For nail lesions specifically, acral melanoma often appears as a dark brown or black streak running lengthwise through the nail, most commonly on the thumb or big toe. As it progresses, the nail may crack, distort, or partially detach. A new pigmented streak in a single nail that widens over time is one of the more recognizable warning signs.

On the soles, a spot that looks like a bruise or stain but doesn’t fade over several weeks, or a previously flat mole that becomes raised or starts to thicken, warrants a closer look.

What Causes Acral Melanoma

Unlike most skin cancers, acral melanoma is not driven by sun exposure. These lesions develop on sun-shielded areas, and current evidence supports a pathway to cancer that is independent of UV radiation. This is part of why standard sun-safety messaging doesn’t capture the full picture of melanoma risk.

Mechanical stress and trauma have been proposed as potential triggers. Tumors most commonly arise on the foot, and some research suggests that tumor location overlaps with the highest-pressure areas on the sole. A retrospective study of 685 Chinese patients with acral melanoma found an association between prior trauma at the tumor site and disease development. However, the trauma theory remains debated. A separate analysis of 122 acral melanomas from the Mayo Clinic found no significant difference in tumor distribution between weight-bearing and non-weight-bearing regions of the foot.

The current understanding is that acral melanoma is likely multifactorial, involving an interaction between genetic susceptibility and environmental factors such as repeated mechanical injury. No single cause has been confirmed.

Why Early Detection Matters

Acral melanoma carries worse survival rates than other melanoma subtypes, largely because it tends to be diagnosed later. People don’t routinely check the soles of their feet, and dark streaks in nails are easily dismissed. The overall five-year survival rate for acral melanoma is about 78%, but outcomes vary dramatically by stage. Stage I disease has a 93.8% five-year survival rate. By stage II, that drops to 76.2%. Stage III sits at 63.4%.

What makes these numbers particularly important is that stage II acral melanoma doesn’t behave like stage II melanoma elsewhere on the body. In general cutaneous melanoma, stage II is still associated with relatively good outcomes. For acral melanoma, the drop-off is steeper. Tumor thickness and whether cancer has reached the lymph nodes are the two strongest predictors of survival. Thicker tumors at diagnosis and positive lymph nodes each independently worsen the prognosis.

The five-year recurrence-free survival rate also tells a revealing story. For stage I, it’s about 90%. For stage II, it falls to 50%. This means that even among people whose acral melanoma is surgically removed, half of those with stage II disease experience a recurrence within five years.

When a Biopsy Is Needed

If you notice a pigmented spot on your palm, sole, or under a nail that looks suspicious or has changed recently, a dermatologist can evaluate it with dermoscopy. This painless exam uses a magnifying device to examine the pigment patterns in the skin. A trained eye can often distinguish the orderly furrow patterns of a benign nevus from the chaotic ridge patterns of melanoma.

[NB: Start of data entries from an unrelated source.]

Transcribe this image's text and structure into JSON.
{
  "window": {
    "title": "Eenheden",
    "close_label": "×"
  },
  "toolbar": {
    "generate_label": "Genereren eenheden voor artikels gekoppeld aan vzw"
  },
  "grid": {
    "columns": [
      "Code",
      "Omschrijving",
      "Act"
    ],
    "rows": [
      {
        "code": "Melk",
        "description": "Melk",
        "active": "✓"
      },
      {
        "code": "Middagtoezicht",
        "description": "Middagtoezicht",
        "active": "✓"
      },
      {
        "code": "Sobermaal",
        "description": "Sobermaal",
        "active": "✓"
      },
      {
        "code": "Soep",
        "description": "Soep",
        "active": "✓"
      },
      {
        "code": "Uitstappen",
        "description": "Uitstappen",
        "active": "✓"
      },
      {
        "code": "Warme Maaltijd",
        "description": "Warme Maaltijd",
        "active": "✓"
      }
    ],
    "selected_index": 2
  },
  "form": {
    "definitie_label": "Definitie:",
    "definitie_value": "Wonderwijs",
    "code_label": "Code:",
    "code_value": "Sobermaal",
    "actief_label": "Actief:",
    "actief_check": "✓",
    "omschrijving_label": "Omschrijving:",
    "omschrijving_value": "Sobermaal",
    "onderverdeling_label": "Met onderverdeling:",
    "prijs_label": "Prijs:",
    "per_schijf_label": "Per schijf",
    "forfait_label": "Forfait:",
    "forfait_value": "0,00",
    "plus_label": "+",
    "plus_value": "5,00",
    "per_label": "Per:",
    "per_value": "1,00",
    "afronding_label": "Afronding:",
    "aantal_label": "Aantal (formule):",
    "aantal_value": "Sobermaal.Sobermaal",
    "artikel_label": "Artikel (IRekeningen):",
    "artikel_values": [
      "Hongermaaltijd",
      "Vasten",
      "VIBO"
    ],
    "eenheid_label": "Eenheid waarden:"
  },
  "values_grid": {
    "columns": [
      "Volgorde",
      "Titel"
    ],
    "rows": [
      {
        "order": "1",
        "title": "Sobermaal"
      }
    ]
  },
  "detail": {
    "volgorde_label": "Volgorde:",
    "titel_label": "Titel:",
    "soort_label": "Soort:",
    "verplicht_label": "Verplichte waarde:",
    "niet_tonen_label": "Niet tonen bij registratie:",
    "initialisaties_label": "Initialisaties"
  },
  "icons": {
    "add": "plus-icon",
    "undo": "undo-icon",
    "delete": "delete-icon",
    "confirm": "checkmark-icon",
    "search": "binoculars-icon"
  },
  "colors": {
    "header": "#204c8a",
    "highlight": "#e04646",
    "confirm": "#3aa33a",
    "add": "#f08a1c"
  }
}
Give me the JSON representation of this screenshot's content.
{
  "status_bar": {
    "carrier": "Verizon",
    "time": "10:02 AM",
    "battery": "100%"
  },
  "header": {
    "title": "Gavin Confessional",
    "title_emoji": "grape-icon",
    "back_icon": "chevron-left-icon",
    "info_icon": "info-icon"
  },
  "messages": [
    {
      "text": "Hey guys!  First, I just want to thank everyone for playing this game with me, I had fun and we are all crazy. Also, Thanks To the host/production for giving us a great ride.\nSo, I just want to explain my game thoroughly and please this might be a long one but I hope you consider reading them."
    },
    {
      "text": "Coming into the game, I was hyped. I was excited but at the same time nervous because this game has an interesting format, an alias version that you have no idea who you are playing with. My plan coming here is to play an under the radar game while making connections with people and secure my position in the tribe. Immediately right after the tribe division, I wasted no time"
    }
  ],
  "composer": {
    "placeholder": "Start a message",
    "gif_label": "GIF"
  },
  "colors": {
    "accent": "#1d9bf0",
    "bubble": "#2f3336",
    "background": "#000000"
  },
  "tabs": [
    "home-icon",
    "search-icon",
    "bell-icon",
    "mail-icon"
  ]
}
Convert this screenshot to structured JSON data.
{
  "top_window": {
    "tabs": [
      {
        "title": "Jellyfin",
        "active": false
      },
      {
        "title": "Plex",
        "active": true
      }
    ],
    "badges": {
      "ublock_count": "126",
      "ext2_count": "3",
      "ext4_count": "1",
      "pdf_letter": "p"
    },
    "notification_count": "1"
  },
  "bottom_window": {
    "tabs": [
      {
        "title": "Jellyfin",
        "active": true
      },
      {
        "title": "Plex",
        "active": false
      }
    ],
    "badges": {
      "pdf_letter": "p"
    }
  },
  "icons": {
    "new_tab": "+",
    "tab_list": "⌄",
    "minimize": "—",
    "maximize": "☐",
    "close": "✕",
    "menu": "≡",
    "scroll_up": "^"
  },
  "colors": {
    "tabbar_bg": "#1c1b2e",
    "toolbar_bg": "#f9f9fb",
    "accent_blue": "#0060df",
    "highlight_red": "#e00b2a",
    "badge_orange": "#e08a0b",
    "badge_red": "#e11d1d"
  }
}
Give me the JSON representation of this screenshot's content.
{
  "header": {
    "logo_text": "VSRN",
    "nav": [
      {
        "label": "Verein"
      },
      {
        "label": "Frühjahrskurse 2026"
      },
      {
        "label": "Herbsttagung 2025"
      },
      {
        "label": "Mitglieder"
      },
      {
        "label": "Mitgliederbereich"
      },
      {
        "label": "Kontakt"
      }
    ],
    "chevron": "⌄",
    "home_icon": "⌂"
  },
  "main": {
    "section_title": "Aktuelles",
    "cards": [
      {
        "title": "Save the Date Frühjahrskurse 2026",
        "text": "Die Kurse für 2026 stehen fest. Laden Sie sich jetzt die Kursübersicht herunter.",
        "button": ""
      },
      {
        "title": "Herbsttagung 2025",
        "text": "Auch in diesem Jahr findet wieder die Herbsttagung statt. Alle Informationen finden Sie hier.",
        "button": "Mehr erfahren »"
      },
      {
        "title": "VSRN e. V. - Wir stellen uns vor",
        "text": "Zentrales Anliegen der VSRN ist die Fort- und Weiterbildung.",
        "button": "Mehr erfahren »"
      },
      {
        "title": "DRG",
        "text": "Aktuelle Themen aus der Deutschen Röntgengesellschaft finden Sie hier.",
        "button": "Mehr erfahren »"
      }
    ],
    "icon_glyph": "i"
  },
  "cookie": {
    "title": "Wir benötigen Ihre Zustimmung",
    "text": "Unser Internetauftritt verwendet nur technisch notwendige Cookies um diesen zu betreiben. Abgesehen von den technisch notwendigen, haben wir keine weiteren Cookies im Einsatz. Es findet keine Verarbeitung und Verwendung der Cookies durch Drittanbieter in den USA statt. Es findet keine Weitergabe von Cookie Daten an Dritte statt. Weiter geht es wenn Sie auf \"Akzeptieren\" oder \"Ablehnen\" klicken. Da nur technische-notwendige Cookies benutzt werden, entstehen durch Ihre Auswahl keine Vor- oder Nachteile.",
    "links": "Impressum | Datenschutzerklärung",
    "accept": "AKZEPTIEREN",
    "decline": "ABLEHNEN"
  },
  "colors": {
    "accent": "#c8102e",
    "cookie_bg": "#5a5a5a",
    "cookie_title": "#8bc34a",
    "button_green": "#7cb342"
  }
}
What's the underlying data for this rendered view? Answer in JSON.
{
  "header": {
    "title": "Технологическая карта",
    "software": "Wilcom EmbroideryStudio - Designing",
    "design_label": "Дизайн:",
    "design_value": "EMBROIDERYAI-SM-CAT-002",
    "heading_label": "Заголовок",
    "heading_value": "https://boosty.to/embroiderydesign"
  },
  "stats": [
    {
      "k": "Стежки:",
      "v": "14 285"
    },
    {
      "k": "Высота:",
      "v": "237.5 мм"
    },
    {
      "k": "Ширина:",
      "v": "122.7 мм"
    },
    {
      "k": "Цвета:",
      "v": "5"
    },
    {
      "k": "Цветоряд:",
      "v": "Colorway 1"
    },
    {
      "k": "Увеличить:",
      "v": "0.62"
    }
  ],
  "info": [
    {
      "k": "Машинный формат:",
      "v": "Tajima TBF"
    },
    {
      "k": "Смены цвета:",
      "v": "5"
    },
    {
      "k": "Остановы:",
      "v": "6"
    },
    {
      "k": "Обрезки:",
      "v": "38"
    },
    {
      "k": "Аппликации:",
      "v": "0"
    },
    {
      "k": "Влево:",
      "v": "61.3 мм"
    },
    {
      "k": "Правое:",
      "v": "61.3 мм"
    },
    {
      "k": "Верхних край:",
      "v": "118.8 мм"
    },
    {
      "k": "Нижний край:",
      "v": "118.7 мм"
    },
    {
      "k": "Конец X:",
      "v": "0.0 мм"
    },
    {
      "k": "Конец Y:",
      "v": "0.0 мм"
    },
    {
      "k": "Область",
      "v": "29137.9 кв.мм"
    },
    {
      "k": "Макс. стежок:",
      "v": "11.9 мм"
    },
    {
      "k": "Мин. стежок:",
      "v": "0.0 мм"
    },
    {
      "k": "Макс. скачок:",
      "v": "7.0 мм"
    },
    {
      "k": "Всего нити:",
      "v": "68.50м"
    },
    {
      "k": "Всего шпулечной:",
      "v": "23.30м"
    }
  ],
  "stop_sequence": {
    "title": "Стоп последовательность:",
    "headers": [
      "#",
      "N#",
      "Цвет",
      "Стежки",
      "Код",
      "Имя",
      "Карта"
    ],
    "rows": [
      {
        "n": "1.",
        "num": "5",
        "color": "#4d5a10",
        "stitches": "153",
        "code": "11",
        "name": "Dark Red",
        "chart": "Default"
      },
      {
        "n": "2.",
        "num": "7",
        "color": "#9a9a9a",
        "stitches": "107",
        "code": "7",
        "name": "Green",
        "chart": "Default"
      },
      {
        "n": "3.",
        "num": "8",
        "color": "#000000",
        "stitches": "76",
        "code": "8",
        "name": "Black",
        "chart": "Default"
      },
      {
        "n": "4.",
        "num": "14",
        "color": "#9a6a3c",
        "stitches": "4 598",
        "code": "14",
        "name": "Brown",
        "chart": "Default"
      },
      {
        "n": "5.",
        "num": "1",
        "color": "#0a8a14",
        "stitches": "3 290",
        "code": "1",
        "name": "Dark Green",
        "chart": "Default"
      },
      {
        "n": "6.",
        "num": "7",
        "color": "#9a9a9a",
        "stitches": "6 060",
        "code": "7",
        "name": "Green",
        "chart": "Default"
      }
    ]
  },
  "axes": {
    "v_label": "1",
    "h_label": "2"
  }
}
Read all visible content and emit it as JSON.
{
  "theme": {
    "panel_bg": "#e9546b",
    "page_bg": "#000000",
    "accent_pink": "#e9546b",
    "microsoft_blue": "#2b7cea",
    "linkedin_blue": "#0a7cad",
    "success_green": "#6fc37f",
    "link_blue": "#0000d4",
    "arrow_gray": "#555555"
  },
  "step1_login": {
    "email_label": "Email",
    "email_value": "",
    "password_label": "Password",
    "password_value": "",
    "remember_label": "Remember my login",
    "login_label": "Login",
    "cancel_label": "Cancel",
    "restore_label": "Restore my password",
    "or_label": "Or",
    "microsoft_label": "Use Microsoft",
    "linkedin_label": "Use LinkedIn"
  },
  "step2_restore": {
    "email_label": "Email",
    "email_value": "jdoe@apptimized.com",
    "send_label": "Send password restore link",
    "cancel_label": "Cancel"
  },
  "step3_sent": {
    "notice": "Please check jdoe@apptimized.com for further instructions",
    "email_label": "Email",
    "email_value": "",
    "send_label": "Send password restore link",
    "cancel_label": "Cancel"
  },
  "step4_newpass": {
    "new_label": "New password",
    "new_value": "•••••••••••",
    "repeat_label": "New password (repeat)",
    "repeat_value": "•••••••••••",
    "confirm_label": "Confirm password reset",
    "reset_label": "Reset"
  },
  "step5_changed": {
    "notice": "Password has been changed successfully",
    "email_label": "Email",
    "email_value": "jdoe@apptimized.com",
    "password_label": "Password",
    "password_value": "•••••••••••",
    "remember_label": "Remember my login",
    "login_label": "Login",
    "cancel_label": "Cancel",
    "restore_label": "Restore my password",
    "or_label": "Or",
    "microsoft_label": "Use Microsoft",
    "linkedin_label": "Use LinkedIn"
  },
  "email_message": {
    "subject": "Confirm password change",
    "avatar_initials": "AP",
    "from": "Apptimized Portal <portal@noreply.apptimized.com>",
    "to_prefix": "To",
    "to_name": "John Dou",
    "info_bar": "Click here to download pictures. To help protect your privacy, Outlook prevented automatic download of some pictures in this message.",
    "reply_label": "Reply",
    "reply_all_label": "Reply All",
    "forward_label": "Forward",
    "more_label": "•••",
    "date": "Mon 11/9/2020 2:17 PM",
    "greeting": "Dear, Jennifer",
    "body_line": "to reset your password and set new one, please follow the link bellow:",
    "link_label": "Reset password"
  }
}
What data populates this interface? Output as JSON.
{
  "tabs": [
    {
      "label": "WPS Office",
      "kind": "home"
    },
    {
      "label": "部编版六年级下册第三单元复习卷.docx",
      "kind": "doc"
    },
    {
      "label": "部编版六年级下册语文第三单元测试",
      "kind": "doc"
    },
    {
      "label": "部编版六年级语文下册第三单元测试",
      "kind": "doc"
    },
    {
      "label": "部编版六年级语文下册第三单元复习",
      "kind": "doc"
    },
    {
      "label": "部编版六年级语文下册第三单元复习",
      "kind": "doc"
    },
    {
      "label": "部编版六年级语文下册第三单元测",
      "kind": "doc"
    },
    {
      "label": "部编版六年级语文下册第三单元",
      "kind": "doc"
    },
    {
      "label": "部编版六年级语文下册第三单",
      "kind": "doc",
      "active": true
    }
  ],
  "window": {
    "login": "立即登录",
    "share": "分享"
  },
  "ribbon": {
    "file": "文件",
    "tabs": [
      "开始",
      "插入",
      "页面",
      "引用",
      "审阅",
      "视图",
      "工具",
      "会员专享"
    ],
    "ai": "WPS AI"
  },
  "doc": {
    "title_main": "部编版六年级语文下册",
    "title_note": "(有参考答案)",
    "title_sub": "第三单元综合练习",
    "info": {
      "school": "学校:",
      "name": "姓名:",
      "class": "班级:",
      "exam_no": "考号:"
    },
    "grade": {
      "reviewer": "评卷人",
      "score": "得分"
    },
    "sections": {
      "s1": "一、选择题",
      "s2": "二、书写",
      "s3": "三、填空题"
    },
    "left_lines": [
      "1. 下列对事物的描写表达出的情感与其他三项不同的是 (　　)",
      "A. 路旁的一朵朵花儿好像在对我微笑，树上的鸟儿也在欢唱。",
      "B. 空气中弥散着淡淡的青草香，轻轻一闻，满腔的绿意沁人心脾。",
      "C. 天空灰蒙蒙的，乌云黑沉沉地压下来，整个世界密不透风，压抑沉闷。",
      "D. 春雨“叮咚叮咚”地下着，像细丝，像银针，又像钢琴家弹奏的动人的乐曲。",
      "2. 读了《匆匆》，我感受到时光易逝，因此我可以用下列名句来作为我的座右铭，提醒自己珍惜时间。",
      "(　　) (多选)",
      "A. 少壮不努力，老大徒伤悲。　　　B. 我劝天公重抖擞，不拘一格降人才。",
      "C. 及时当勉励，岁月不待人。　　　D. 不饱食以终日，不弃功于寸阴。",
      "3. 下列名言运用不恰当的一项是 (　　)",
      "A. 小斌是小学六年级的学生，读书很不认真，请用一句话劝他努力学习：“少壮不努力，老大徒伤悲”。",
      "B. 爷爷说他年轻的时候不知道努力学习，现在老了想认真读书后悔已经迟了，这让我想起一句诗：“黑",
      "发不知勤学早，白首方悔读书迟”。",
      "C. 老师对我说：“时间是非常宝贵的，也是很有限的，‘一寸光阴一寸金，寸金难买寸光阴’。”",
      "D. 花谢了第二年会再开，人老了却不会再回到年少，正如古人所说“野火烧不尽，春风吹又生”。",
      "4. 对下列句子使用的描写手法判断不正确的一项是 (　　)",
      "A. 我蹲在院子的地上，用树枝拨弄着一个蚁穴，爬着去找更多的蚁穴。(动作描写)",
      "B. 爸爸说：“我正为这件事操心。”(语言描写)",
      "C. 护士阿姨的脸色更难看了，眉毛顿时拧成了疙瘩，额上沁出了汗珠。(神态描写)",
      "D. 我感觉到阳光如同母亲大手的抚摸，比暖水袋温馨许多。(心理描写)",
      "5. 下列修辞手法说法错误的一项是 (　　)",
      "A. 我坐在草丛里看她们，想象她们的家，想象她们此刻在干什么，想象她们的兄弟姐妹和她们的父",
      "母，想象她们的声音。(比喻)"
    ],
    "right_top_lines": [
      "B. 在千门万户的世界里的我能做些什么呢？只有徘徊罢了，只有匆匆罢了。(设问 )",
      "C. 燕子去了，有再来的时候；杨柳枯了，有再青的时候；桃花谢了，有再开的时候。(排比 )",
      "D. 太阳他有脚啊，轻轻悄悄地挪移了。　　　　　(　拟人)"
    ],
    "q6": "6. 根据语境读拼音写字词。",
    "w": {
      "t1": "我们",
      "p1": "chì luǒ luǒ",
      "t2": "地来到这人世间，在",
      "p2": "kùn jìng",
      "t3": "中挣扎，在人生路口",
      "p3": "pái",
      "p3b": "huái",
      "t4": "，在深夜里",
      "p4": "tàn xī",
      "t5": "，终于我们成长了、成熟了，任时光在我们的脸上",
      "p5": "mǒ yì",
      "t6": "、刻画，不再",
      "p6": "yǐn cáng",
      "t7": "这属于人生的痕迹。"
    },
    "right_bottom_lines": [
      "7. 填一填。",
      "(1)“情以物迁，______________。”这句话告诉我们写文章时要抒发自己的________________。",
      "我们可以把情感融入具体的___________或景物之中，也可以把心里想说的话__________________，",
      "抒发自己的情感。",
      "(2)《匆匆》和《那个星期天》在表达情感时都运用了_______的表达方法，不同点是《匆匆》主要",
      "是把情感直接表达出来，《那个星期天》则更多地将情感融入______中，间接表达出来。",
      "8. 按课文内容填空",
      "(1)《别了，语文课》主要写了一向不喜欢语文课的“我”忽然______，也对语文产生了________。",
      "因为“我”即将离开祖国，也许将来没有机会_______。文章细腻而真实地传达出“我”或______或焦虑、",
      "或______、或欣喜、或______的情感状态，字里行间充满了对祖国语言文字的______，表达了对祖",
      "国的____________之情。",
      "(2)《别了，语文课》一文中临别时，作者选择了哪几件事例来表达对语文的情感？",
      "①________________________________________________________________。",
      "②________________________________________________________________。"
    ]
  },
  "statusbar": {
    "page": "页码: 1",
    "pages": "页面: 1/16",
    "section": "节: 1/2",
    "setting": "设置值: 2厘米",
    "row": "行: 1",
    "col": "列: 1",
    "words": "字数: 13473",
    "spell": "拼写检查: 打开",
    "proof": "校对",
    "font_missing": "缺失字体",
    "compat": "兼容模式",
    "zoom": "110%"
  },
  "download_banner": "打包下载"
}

If the dermoscopic appearance is ambiguous, or if a pigmented lesion doesn’t respond to a short course of treatment for a suspected benign condition (like a fungal infection or wart), a biopsy is the next step. The goal is tissue confirmation, because visual assessment alone, even with dermoscopy, has limits. This is especially true in the early stages of acral melanoma, where the fibrillar patterns can closely resemble those of a benign mole.

Routine self-checks of your palms, soles, nail beds, and the spaces between your toes take less than a minute and are the simplest way to catch changes early. Pay particular attention to any spot that is new, growing, multicolored, or unlike your other moles.